Mais uma vez, EUA e Coreia do Sul insistem em seus “Jogos Vorazes”. Não precisava ser assim. O ministro de Relações Exteriores da Rússia Sergey Lavrov explicou como acontece:
“Rússia e China juntas desenvolveram um plano que propõe um ‘duplo resfriamento’: Kim Jong-un congela seus testes nucleares e para de disparar mísseis balísticos dos mais diferentes tipos; e EUA e Coreia do Sul congelam as grandes manobras na região, que estão sendo usadas como pretexto para os testes do Norte.”
Pode-se chamar de diplomacia com consistência. Não há prova conclusiva de que a parceria estratégica Rússia-China tenha feito chegar esse plano diretamente ao governo do presidente Donald Trump dos EUA. Mas, se chegou lá, a proposta foi derrubada. Os proverbiais “especialistas militares” fizeram lobby forte contra ela, insistindo que haveria vantagens indevidas para Pyongyang. Pior, o Conselheiro de Segurança Nacional, H.R McMaster, é ativíssimo lobbyista a favor de guerra preventiva – como se fosse algum tipo de “resolução” séria de conflito.
Enquanto isso, aquele “plano para fogo envolvente” em torno de Guam continua sobre a mesa de Kim Jong-un. É essencial lembrar as palavras da resposta da República Popular Democrática da Coreia (“Coreia do Norte”) àquela conversa de “fogo e fúria” de Trump. Kim afirmou que, para que a diplomacia possa voltar a operar, “é necessário que, antes, os EUA façam escolha mais adequada”. Como cancelar os jogos de guerra chamados “Ulchi-Freedom Guardian”[1], que conta com mais de 30 mil soldados norte-americanos e mais de 50 mil soldados sul-coreanos.
O presidente da Coreia do Sul, Moon Jae-in, repete obedientemente o mantra do Pentágono segundo o qual esses Jogos Vorazes, que se arrastarão até 31 de agosto, seriam “defensivos”. Simulações em computador que – e nada mais improvável inviável – mostram como se fosse “defesa: o que é, isso sim, um ataque unilateral contra Pyongyang. Mas Kim e a Agência Central Coreana de Notícias (KCNA) interpretam os jogos de guerra corretamente, como realmente são: um ensaio geral para uma operação de “decapitação” – ataque preventivo para forçar mudança de regime.
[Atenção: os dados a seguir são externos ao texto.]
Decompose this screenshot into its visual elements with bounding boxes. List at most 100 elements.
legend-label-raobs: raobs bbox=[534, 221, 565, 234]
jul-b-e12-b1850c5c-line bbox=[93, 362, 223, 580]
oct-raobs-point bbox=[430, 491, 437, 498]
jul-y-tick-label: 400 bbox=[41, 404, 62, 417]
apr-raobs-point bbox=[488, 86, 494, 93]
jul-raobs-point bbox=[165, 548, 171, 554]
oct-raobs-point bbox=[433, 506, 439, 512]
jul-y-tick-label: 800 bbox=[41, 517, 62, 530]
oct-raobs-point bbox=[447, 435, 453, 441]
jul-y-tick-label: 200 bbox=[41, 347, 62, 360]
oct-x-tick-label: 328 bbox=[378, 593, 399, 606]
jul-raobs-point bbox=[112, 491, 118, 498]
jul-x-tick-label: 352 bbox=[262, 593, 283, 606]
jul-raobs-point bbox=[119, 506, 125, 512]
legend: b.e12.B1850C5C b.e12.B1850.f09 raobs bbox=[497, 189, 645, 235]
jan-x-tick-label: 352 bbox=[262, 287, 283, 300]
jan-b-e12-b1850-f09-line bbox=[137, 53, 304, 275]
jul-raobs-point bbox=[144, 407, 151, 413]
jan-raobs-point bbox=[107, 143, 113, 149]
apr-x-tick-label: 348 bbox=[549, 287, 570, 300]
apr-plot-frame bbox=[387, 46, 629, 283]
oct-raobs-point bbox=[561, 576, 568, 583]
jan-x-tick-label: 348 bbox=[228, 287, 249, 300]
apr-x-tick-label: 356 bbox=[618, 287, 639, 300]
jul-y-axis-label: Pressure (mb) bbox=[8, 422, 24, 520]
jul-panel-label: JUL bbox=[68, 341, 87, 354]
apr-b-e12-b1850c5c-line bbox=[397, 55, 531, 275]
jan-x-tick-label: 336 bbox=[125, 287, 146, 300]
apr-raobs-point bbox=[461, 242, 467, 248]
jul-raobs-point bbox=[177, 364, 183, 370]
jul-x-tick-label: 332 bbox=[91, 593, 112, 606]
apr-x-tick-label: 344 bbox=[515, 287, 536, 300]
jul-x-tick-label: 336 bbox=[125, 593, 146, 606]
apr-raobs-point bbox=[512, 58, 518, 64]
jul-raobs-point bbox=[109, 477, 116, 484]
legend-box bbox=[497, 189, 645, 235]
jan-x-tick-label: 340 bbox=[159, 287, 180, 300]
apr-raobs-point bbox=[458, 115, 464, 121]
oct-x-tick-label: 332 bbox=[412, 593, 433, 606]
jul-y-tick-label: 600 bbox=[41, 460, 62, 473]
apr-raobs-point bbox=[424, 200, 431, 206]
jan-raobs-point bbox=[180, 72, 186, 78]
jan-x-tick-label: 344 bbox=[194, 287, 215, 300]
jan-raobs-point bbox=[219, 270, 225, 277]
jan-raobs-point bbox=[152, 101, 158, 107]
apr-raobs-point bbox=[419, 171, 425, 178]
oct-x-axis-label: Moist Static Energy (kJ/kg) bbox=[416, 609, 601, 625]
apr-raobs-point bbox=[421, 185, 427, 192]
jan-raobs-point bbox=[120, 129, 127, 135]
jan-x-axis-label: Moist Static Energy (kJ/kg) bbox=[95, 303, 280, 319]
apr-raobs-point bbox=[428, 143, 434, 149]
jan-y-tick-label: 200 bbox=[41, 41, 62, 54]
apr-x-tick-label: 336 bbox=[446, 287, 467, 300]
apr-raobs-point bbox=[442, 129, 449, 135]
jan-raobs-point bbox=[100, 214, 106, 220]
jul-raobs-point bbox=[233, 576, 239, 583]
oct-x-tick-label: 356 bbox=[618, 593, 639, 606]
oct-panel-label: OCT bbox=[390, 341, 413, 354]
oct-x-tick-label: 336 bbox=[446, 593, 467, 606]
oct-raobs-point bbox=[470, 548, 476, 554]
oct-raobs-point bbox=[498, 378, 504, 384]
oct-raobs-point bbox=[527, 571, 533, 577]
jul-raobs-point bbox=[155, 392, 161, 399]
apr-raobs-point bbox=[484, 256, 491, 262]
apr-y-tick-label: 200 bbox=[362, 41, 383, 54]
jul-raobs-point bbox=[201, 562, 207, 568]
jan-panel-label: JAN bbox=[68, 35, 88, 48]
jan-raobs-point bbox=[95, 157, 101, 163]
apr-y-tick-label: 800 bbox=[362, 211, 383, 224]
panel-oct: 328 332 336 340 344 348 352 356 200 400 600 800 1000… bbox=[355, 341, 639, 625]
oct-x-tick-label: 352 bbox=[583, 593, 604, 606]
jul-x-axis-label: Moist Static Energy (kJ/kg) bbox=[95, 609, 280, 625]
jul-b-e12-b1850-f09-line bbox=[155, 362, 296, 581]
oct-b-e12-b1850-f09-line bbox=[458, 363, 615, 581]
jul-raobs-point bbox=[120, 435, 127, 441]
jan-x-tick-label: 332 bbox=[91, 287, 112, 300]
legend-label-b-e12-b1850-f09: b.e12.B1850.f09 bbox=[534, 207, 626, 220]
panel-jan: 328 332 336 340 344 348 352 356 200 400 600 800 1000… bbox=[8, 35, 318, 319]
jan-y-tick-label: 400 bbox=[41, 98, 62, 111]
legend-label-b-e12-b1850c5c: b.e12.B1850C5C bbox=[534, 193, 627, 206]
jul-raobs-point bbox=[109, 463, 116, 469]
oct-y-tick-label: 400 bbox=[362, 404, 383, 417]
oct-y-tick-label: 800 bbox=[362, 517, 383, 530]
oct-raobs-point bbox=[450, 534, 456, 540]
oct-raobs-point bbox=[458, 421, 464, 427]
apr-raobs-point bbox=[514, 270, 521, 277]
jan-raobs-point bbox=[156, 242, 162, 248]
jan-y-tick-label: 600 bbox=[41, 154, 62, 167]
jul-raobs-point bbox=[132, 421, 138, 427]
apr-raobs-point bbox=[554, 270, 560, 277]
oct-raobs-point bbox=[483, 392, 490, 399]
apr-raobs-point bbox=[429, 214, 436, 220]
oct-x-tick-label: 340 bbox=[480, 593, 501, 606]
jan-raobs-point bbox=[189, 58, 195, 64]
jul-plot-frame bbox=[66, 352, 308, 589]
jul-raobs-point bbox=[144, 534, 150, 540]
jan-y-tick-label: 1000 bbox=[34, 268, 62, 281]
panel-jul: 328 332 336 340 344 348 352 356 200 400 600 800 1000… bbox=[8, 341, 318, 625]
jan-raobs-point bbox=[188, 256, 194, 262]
Não surpreende que a Agência Central de Notícias da Coreia do Norte insista numa possível “catástrofe”. E Pequim pensa do mesmo modo. O Global Times argumenta, muito razoavelmente, que, “se a Coreia do Sul realmente não quer guerra na Península Coreana, tem de suspender esses exercícios militares”.
Não se pode empacotar os problemas
Seria um alívio diluir o drama evocando aquela grande marcha da 1ª Guerra Mundial, “Pack up your troubles [empacote os problemas] na sua velha mochila/E sorria, sorria, sorria.”
Mas esse é assunto extremamente sério. Há um tratado de mútua defesa China-RPDC, vigente desde 1961. Nesse marco, a resposta de Pequim ao “fogo e fúria” de Trump foi uma beleza. Se Pyongyang ataca, a China é neutra. Mas se os EUA lançarem um ataque preventivo à moda McMaster, nesse caso a China intervém – militarmente – a favor de Pyongyang.
Para não estragar o suspense, Pequim até deixou perfeitamente claro que prefere que seja preservado o atual status quo. Xeque-mate.
Jogos Vorazes a parte, a guerra retórica na Península Coreana baixou consideravelmente de tom depois que a China expôs claramente sua posição. Segundo fonte da Inteligência no Departamento de Estado, isso mostra que “militares dos EUA e da China, assim como EUA e russos na Síria, estão operando de forma coordenada para evitar a guerra”.
Há evidências disso, numa importantíssima reunião acontecida semana passada entre os Comandantes do Estado-maior dos EUA, general Joseph Dunford, e da China, general Fang Fenghui. Esses generais assinaram um acordo [2] pelo qual o Pentágono aparece em posição capaz de “reduzir o risco de erro de cálculo” no Nordeste da Ásia.
Dentre os prodigiosos fogos de artifícios que cercaram sua saída do cargo de estrategista-chefe da Casa Branca, Steve Bannon acertou na mosca: “Não há solução militar [contra as ameaças nucleares da RPDC]. Podem esquecer qualquer solução militar. A menos que alguém resolva o lado da equação que mostra que 10 milhões de pessoas em Seul morreriam por armas convencionais nos primeiros 30 minutos, não sei do que pensam que estão falando. Não há solução militar lá. Eles nos pegaram.” [3]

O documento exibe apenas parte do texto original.